The Sun Collective, Charles Baxter’s novel about a retired couple searching for their missing adult son, has a question at its heart about human reliance on belief ... The Sun Collective is ambitious, if disorganized ... Baxter’s prose is artfully subtle in the way it links one character to another. Some are mistaken for twins of others, or appear to be a reflection of another character ... Baxter makes some astute revelations about the intimate interactions of family ... The Sun Collective is heavy with literary and mythological allusion — blind prophets, people who can talk to animals, characters blinding themselves when they come to great realizations, twins, curses from spurned lovers, and Brettigan and Alma, waiting. Godot only gets a brief mention in reference to Timothy’s disappearance, but it’s a clue to Baxter’s game, as is another brief discussion about MacGuffins, the 'thing that gives meaning to everything else.' Baxter’s characters and readers face the same question: why do we need to believe in a bigger idea, a mission, or a god or gods in control of our actions, in order for a story to make sense?
It takes a writer with his gifts to capture the zeitgeist with the insight, wit and grace he displays in this enchanting work ... The Sun Collective burrows deeply into the lives of five unexceptional but intriguing characters ... Baxter’s portrait of the retail capitalism that provokes terrifying fever dreams like Ludlow’s and Harry’s own free-floating angst is sharply rendered. He succeeds admirably, moving unobtrusively from scenes of benign domesticity to glimpses of dystopian violence in both suburbs and city, infusing all of it with a spectral quality that brings to mind some of the short stories of Steven Millhauser.
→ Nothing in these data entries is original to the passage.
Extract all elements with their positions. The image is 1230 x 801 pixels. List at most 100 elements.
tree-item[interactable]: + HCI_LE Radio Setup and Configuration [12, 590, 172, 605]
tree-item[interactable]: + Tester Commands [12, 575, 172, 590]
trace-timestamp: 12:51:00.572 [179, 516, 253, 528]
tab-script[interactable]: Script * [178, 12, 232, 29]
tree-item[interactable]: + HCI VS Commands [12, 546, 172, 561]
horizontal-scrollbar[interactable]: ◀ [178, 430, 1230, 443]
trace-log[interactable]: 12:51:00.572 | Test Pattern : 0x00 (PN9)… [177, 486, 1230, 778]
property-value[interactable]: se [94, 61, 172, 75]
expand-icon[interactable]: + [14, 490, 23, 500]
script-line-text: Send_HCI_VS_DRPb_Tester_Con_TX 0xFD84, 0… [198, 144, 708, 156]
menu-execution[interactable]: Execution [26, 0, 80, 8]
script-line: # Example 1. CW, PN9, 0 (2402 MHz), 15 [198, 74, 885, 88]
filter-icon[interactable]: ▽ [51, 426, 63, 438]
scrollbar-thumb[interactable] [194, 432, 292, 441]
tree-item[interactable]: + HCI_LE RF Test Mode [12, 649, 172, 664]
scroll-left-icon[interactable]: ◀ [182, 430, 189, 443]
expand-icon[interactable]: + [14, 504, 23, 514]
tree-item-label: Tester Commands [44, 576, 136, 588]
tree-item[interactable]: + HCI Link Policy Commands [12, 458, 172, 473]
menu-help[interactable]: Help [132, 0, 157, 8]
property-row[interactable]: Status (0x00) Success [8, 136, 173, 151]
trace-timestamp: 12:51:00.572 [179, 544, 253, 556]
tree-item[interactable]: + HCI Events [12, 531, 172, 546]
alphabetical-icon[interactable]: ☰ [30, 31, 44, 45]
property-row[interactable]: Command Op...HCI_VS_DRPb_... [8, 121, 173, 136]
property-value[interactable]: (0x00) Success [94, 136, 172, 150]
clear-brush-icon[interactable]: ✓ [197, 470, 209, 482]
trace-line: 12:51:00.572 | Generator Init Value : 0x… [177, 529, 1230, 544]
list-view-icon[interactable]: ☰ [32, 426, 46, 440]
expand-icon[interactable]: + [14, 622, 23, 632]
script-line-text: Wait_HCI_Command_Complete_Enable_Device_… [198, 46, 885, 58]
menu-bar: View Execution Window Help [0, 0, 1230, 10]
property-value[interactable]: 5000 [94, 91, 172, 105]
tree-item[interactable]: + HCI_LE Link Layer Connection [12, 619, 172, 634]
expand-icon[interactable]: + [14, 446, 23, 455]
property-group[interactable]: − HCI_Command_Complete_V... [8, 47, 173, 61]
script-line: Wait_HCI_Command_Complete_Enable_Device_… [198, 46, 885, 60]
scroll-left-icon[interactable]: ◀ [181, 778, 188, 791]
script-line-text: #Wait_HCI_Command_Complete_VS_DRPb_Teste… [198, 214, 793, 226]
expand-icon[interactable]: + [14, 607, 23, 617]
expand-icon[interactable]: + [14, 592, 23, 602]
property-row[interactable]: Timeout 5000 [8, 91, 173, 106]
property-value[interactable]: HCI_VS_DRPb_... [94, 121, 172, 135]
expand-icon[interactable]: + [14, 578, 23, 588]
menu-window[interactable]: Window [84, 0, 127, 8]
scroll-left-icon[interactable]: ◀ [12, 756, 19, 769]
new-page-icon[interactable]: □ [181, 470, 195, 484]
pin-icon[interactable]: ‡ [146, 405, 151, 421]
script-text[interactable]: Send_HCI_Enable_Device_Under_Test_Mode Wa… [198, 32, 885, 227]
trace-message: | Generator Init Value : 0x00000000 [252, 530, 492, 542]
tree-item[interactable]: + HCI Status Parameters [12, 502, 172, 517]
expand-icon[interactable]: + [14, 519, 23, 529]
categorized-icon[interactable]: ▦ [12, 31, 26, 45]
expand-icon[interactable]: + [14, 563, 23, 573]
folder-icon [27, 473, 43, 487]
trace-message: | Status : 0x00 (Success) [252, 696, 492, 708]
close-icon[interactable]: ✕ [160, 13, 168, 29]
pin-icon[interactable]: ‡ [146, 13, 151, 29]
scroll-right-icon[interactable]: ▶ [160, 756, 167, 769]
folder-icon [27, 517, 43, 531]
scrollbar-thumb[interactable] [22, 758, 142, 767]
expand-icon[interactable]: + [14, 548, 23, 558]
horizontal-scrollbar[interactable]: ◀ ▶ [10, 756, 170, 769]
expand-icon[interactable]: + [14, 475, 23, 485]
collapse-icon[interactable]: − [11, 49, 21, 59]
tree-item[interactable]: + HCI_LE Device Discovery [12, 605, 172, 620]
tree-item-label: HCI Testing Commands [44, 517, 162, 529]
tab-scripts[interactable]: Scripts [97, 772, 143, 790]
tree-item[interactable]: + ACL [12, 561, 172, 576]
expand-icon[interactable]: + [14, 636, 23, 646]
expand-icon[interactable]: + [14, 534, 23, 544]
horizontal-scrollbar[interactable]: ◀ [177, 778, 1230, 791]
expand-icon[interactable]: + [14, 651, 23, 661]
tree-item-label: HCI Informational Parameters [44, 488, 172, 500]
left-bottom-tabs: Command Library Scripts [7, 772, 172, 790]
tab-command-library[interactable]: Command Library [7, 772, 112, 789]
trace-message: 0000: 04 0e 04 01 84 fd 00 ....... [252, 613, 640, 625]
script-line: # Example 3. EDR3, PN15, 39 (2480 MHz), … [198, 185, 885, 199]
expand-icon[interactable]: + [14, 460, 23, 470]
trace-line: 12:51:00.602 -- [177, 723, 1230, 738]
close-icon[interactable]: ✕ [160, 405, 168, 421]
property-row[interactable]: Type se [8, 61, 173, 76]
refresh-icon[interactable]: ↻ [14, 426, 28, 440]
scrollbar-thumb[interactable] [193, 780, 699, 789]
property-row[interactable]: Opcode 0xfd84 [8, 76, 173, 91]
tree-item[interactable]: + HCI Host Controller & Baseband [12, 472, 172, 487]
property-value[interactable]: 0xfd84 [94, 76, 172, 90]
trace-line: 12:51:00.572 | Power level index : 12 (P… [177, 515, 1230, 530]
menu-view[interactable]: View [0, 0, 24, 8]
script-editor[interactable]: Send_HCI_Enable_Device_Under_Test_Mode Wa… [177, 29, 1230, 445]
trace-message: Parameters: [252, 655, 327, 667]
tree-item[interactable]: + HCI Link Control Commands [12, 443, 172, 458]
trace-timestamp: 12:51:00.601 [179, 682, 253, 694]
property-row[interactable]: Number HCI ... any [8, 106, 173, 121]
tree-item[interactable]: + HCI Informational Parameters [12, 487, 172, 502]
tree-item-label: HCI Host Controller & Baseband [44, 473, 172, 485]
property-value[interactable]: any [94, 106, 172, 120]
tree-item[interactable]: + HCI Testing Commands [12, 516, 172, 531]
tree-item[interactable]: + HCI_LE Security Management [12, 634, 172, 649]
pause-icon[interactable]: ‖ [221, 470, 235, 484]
For all the outward signs of normality, things are never quite what they seem ... But for all the ways it obliquely faces societal flash points, like economic inequality and generational tensions, The Sun Collective is also a deeply personal novel.
Sometimes with tongue in cheek but more frequently with deadly seriousness, Baxter plumbs the depths of Alma and Harry's 40-year marriage while tackling global issues ... Fans may be surprised at the dark tenor of his latest novel, but Baxter...masterfully captures the zeitgeist of our country as we navigate multiple crises, some he could never have predicted. This is truly a compelling book for our times.
Fiction virtuoso Baxter’s artistry and merciless insights are in full, intoxicating flower in this sinuous, dark, and dramatic tale ... As abrupt mental shifts strike like lightning, pitching Baxter’s intricately portrayed characters dangerously off course, the country convulses under the authoritarian rule of an unhinged president. Baxter has brilliantly choreographed a wholly unnerving plunge into alarming aberrations private and public, festering political catastrophe, and woefully warped love.
The prose throughout is graceful, the writing perceptive, resonant, and deeply sympathetic. With his small cast, Baxter explores gurus and charlatans and other responses to hunger, homelessness, destitution, and simpler woes ... There are no easy answers, but there’s promise, even respite in the quasi-magical, the nearly miraculous. An exceptional work.
... a messy yet engrossing tale of activism and aging ... Throughout, Baxter smartly lampoons America’s political state and adds enough odd details to offset the occasionally murky plot threads. Readers willing to wade through the diversions will find a thoughtful study of anger, grief, and hope.